J1.20 Troposphere response to SST anomalies in the Antarctic Circumpolar Wave in the Southern Ocean

Wednesday, 16 May 2001: 4:00 PM
Warren B. White, SIO/Univ. of California, La Jolla, CA; and S. C. Chen

We diagnose potential temperature and vorticity budgets in the troposphere associated with the Antarctic circumpolar wave (ACW) along its path around the Southern Ocean utilizing National Centers for Climate Prediction (NCEP) sea surface temperature (SST), sea level pressure (SLP), troposphere air temperature (AT) and wind, air-sea heat flux (Q), and precipitation (PCP) anomalies from 1982 to 1999. We find warm SST anomalies during autumn/winter associated with outgoing air-sea latent heat flux (QE), wet PCP, and warm AT anomalies following the ACW across the Indian and western and central Pacific sectors of the Southern Ocean, indicating that SST anomalies drive anomalous mid-level diabatic heating there.
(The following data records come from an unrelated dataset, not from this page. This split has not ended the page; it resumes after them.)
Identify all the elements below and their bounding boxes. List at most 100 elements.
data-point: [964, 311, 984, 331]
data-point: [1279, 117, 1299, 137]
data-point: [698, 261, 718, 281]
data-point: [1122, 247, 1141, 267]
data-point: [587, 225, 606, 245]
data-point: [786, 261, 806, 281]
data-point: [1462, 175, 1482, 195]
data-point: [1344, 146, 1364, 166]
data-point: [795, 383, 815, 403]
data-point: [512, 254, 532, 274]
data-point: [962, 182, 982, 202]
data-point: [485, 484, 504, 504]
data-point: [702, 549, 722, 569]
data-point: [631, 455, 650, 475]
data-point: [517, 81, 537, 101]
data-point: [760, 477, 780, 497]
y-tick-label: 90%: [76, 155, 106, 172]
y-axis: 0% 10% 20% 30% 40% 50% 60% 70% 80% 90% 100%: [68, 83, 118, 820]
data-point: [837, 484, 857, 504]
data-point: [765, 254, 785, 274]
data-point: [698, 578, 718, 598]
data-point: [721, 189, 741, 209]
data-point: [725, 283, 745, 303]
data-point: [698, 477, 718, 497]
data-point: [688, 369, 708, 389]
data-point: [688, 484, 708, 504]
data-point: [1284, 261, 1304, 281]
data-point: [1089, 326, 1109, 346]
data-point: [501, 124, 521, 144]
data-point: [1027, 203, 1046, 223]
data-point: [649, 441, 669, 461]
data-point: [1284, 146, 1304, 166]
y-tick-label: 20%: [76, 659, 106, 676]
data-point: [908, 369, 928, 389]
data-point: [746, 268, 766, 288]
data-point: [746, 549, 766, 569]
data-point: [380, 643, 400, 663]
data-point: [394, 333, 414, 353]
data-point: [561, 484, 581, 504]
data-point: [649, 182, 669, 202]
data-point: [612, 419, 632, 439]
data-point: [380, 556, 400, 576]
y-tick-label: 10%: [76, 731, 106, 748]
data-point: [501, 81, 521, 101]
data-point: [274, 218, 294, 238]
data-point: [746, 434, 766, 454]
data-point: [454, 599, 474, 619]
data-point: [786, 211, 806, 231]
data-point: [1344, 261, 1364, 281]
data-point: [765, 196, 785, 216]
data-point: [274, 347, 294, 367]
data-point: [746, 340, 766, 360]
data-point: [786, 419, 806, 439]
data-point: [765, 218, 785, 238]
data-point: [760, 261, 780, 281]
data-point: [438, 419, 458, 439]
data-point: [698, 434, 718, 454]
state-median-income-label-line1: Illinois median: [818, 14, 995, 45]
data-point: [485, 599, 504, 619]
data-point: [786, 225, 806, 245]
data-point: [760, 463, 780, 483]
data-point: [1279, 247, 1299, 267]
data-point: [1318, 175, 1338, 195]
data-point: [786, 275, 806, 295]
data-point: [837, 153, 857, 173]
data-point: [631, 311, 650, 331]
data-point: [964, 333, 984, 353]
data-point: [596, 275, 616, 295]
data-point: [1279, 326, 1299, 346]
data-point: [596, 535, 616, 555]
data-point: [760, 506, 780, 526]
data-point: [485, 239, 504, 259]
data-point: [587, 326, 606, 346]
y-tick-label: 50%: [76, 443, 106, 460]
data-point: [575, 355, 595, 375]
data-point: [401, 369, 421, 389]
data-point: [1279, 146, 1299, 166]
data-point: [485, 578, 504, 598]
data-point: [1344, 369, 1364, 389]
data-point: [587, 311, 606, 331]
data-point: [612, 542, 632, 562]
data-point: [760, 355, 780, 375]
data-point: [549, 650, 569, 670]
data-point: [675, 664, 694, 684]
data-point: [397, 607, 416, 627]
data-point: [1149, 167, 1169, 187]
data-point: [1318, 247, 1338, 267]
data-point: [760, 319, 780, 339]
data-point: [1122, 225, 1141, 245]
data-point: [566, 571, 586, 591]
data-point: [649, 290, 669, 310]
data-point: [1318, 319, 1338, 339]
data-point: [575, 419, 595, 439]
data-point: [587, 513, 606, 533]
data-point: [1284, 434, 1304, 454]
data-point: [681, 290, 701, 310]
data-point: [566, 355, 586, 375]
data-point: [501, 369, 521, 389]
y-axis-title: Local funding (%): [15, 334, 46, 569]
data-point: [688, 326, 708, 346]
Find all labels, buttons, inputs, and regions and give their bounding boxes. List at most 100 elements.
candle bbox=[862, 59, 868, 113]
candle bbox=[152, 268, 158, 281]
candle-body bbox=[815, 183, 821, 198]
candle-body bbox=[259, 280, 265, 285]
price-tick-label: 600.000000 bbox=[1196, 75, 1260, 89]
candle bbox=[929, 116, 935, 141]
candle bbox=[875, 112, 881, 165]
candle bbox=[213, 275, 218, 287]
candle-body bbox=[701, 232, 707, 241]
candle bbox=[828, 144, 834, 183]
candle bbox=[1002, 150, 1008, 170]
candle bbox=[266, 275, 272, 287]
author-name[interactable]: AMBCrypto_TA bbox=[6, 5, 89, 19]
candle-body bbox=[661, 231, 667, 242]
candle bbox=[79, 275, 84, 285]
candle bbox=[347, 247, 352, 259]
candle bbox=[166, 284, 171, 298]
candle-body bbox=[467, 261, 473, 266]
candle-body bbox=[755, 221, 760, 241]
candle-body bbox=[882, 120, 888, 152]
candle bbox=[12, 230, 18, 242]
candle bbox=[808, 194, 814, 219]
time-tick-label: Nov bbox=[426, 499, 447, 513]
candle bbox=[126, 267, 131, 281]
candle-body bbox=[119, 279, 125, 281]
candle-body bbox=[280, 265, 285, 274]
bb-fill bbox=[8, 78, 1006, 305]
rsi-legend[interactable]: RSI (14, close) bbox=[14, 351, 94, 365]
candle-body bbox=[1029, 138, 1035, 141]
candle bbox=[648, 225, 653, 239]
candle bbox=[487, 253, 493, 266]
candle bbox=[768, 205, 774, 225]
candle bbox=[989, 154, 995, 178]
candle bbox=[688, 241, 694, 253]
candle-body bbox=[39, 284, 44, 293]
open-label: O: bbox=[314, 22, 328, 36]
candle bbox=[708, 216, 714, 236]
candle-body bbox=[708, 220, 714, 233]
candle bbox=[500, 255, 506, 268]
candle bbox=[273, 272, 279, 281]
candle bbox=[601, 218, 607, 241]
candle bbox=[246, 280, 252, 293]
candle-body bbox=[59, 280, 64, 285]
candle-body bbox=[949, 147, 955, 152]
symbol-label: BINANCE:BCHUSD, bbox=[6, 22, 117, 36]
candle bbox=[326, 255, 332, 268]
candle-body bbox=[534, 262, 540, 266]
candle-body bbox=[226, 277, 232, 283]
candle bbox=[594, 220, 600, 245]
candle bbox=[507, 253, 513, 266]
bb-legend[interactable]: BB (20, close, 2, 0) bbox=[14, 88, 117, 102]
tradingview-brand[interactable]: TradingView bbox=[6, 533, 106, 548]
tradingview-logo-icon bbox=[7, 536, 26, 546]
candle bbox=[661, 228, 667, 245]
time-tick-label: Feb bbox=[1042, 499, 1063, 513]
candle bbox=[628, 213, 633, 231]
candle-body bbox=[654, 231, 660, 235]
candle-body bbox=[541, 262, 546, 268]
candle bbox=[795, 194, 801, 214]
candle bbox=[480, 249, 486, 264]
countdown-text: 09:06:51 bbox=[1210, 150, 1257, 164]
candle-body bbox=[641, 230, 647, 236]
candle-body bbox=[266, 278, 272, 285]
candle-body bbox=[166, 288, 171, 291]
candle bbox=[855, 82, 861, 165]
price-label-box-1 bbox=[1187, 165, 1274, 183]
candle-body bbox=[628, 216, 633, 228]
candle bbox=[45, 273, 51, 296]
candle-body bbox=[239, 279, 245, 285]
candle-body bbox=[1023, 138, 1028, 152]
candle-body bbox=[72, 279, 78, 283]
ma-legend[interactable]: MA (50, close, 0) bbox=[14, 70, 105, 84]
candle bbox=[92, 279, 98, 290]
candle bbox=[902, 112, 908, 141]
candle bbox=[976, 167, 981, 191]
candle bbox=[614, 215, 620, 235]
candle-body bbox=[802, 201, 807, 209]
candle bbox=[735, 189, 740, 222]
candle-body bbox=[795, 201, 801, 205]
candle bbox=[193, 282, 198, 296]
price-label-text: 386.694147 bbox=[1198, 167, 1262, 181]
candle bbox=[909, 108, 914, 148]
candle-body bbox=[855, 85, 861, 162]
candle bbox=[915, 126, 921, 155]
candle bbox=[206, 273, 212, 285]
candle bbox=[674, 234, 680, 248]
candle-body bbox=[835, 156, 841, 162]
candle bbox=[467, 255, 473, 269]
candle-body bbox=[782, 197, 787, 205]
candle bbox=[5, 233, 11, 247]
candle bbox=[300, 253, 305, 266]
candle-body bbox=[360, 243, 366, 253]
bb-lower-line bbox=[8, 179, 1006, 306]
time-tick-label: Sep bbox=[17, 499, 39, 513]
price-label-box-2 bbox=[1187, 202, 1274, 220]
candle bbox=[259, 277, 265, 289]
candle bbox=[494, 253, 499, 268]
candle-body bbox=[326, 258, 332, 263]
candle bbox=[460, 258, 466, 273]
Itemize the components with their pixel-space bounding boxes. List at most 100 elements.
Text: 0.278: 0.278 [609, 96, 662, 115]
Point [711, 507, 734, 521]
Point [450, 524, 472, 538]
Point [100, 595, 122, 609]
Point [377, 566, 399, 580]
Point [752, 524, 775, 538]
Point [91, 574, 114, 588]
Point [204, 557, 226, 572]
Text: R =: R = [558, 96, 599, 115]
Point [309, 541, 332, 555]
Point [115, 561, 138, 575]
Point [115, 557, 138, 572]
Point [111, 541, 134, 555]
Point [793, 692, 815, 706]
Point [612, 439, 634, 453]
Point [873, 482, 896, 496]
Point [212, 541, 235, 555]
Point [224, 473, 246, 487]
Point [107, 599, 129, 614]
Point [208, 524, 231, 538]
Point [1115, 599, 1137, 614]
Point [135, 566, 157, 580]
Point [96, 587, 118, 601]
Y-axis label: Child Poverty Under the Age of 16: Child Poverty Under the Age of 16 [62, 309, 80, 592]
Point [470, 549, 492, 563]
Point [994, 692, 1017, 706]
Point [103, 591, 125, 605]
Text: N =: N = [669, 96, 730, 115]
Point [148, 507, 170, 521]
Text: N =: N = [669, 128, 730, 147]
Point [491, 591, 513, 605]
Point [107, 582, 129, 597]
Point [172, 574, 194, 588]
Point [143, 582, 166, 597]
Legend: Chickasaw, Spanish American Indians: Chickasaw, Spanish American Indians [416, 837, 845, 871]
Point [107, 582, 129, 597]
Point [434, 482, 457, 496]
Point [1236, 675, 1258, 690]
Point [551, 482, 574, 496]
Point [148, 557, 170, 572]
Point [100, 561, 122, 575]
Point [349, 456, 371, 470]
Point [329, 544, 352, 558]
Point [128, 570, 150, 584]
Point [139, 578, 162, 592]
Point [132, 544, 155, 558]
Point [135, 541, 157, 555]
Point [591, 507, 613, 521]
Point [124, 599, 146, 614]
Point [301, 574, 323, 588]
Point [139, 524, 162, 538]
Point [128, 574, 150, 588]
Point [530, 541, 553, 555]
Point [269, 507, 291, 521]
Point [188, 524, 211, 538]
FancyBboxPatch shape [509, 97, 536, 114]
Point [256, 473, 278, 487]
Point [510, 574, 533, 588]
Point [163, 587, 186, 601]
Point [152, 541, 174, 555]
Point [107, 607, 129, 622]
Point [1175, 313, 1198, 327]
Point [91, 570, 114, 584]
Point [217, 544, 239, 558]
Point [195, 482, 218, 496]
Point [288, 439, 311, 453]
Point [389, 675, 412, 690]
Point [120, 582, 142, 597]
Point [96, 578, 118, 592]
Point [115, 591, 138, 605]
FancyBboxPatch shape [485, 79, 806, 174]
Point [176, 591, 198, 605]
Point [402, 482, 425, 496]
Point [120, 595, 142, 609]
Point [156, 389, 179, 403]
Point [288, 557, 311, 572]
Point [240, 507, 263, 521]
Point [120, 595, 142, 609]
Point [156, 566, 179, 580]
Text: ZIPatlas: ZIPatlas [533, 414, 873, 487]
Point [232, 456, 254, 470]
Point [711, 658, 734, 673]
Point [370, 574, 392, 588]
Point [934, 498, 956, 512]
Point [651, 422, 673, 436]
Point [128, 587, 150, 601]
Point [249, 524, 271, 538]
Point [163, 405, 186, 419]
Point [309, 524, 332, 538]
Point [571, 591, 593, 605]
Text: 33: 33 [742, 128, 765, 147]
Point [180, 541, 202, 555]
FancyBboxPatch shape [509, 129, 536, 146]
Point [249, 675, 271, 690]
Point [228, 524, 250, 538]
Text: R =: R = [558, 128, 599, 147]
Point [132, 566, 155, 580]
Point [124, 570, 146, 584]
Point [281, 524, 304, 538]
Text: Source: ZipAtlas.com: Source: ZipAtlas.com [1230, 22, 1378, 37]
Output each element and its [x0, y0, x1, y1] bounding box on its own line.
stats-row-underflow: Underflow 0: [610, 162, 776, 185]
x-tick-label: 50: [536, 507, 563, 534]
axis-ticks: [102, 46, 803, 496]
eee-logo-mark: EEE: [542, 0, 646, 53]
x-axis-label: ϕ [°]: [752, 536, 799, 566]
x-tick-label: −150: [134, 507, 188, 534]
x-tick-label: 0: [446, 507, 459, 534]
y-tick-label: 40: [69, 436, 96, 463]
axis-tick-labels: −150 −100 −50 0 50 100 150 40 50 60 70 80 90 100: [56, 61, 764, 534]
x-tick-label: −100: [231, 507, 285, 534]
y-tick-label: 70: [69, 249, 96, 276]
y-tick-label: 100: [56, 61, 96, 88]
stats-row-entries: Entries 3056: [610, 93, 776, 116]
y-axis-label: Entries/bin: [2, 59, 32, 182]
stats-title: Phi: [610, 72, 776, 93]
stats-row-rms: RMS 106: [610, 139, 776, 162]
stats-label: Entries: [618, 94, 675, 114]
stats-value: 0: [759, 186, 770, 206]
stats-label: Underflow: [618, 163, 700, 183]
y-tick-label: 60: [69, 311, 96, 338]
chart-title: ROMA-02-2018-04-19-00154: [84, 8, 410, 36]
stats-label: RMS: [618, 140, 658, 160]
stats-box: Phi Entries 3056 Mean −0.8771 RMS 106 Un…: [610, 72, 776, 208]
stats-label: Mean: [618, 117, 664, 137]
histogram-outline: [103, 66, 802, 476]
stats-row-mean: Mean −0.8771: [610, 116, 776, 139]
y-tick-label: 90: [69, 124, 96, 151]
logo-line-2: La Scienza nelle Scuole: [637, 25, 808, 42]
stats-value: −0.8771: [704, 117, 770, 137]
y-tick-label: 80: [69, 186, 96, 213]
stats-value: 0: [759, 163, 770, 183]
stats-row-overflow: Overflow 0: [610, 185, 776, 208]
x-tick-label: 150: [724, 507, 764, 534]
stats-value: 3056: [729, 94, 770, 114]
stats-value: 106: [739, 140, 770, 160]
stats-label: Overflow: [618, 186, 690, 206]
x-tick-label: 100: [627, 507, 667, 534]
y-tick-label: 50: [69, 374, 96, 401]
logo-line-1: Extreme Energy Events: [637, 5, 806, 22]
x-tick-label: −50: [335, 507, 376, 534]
In this region the path of the ACW coincides with that of autumn/winter cyclogenesis (Simmonds and Keay, 2000), along which warm SST anomalies are aligned with low-level convergence and upper-level divergence anomalies, both yielding anomalous mid-level ascent. Thus, diagnosis of the potential temperature budget finds anomalous SST-induced mid-level diabatic heating balanced principally by anomalous vertical heat advection. Diagnosing the potential vorticity budget, anomalous low level convergence is balanced by anomalous meridional advection of planetary vorticity while upper-level divergence is balanced by westward advection of anomalous relative vorticity, together yielding vertical coherence in the baroclinic wind response to SST-induced mid-level diabatic heating. This contrasts with the ACW in the eastern Pacific and Atlantic sectors of the Southern Ocean, the path lying south of the zone of autumn-winter cyclogenesis, where the anomalous SST tendency is driven by equivalent barotropic structures in the troposphere induced by meridional atmospheric teleconnections associated with the El Nino-Southern Oscillation.